Coincidencia o no, con toda la carga melancólica y nostálgica que nos remite a un contexto sonoro más en conexión con los años ’90 de Sonic Youth, Lush o Slowdive que con los 2020 del imperio del reggaetón y los ritmos urbanos; la isla en la que habita El Shirota es también un espacio en donde los sonidos de la urbe de Ciudad de México parece encontrar representación.
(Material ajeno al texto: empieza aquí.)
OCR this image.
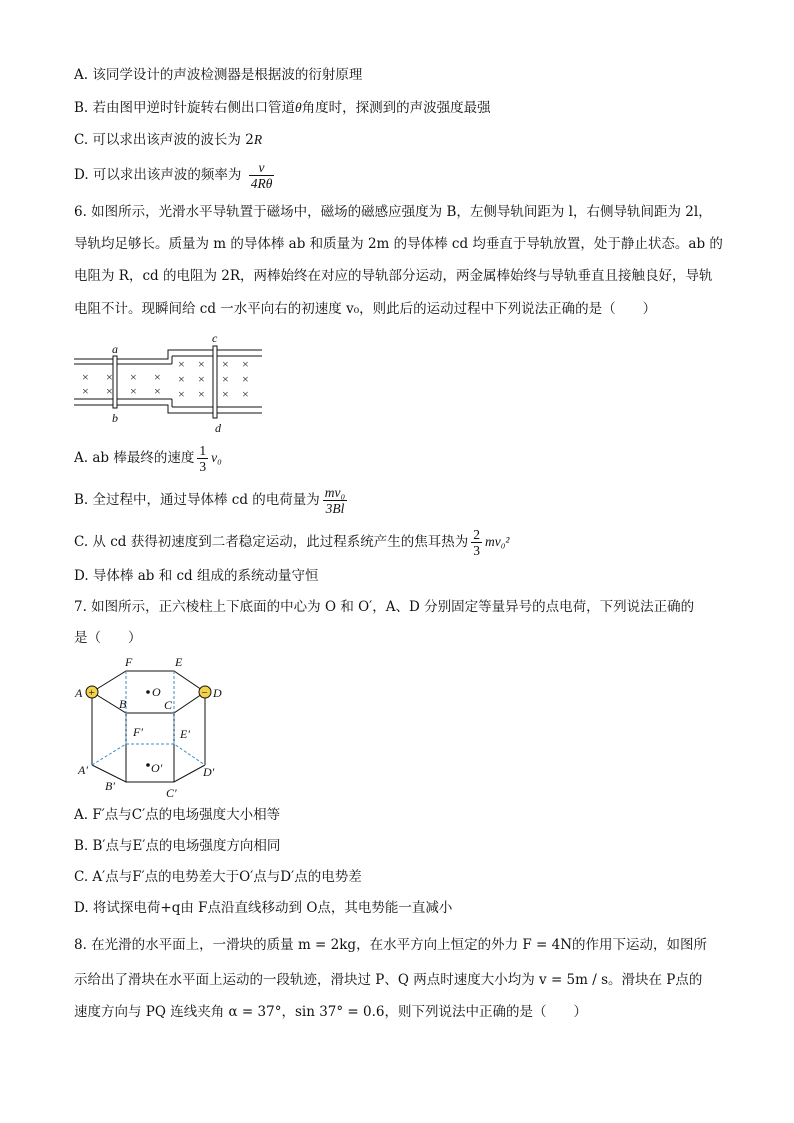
A. 该同学设计的声波检测器是根据波的衍射原理
B. 若由图甲逆时针旋转右侧出口管道θ角度时，探测到的声波强度最强
C. 可以求出该声波的波长为 2R
D. 可以求出该声波的频率为 $\frac{v}{4R\theta}$
6. 如图所示，光滑水平导轨置于磁场中，磁场的磁感应强度为 B，左侧导轨间距为 l，右侧导轨间距为 2l，
导轨均足够长。质量为 m 的导体棒 ab 和质量为 2m 的导体棒 cd 均垂直于导轨放置，处于静止状态。ab 的
电阻为 R，cd 的电阻为 2R，两棒始终在对应的导轨部分运动，两金属棒始终与导轨垂直且接触良好，导轨
电阻不计。现瞬间给 cd 一水平向右的初速度 v₀，则此后的运动过程中下列说法正确的是（　　）
a
b
c
d
×
×
×
×
×
×
×
×
×
×
×
×
×
×
×
×
×
×
×
×
A. ab 棒最终的速度 $\frac{1}{3} v_0$
B. 全过程中，通过导体棒 cd 的电荷量为 $\frac{\text{mv₀}}{3Bl}$
C. 从 cd 获得初速度到二者稳定运动，此过程系统产生的焦耳热为 $\frac{2}{3} mv_0^2$
D. 导体棒 ab 和 cd 组成的系统动量守恒
7. 如图所示，正六棱柱上下底面的中心为 O 和 O′，A、D 分别固定等量异号的点电荷，下列说法正确的
是（　　）
+	−
A	D
F	E
O
B	C
F′	E′
O′
A′	D′
B′	C′
A. F′点与C′点的电场强度大小相等
B. B′点与E′点的电场强度方向相同
C. A′点与F′点的电势差大于O′点与D′点的电势差
D. 将试探电荷+q由 F点沿直线移动到 O点，其电势能一直减小
8. 在光滑的水平面上，一滑块的质量 m = 2kg，在水平方向上恒定的外力 F = 4N的作用下运动，如图所
示给出了滑块在水平面上运动的一段轨迹，滑块过 P、Q 两点时速度大小均为 v = 5m / s。滑块在 P点的
速度方向与 PQ 连线夹角 α = 37°，sin 37° = 0.6，则下列说法中正确的是（　　）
Y es que en este cóctel de noise, psicodelia pesada, rock negro, post-punk anárquico, jazz-rock de líneas absolutamente abiertas, zapadas viscosas y medios tiempos grunge-core, los mexicanos parecen traducir el lenguaje de los tamales a pie de calle, el humo de los autobuses, la violenta tensión del día a día en la capital mexicana.
De ahí que tanto cuando deciden estar en silencio (“El Chirota”) como cuando firman hits de casi siete minutos tan cerca de Mudhoney como de Attaque 77 (“No sé todo”); cuando son especialmente urgentes y crípticos (“AtorihS LE”) como cuando deciden buscar sin el objetivo de encontrar (los más de doce minutos de “RTL”); cuando ponen BSO al adictivo desencanto de la vida urbana (“La Ciudad”) como cuando se saben embajadores mexicanos de la querencia de Él mató a un policía motorizado (“Más de una vez”); cuando firman un medio tiempo viscoso (“A donde voy”) como un punk costra (“El Bob Rosendo”); siempre, pero siempre, consiguen proyectar una personalidad tan arrolladora como los matices de su sonido: ese humo negro que no respiras, pero que te empuja como si se tratase de un pogo, un mosh o un slam en tu tugurio favorito.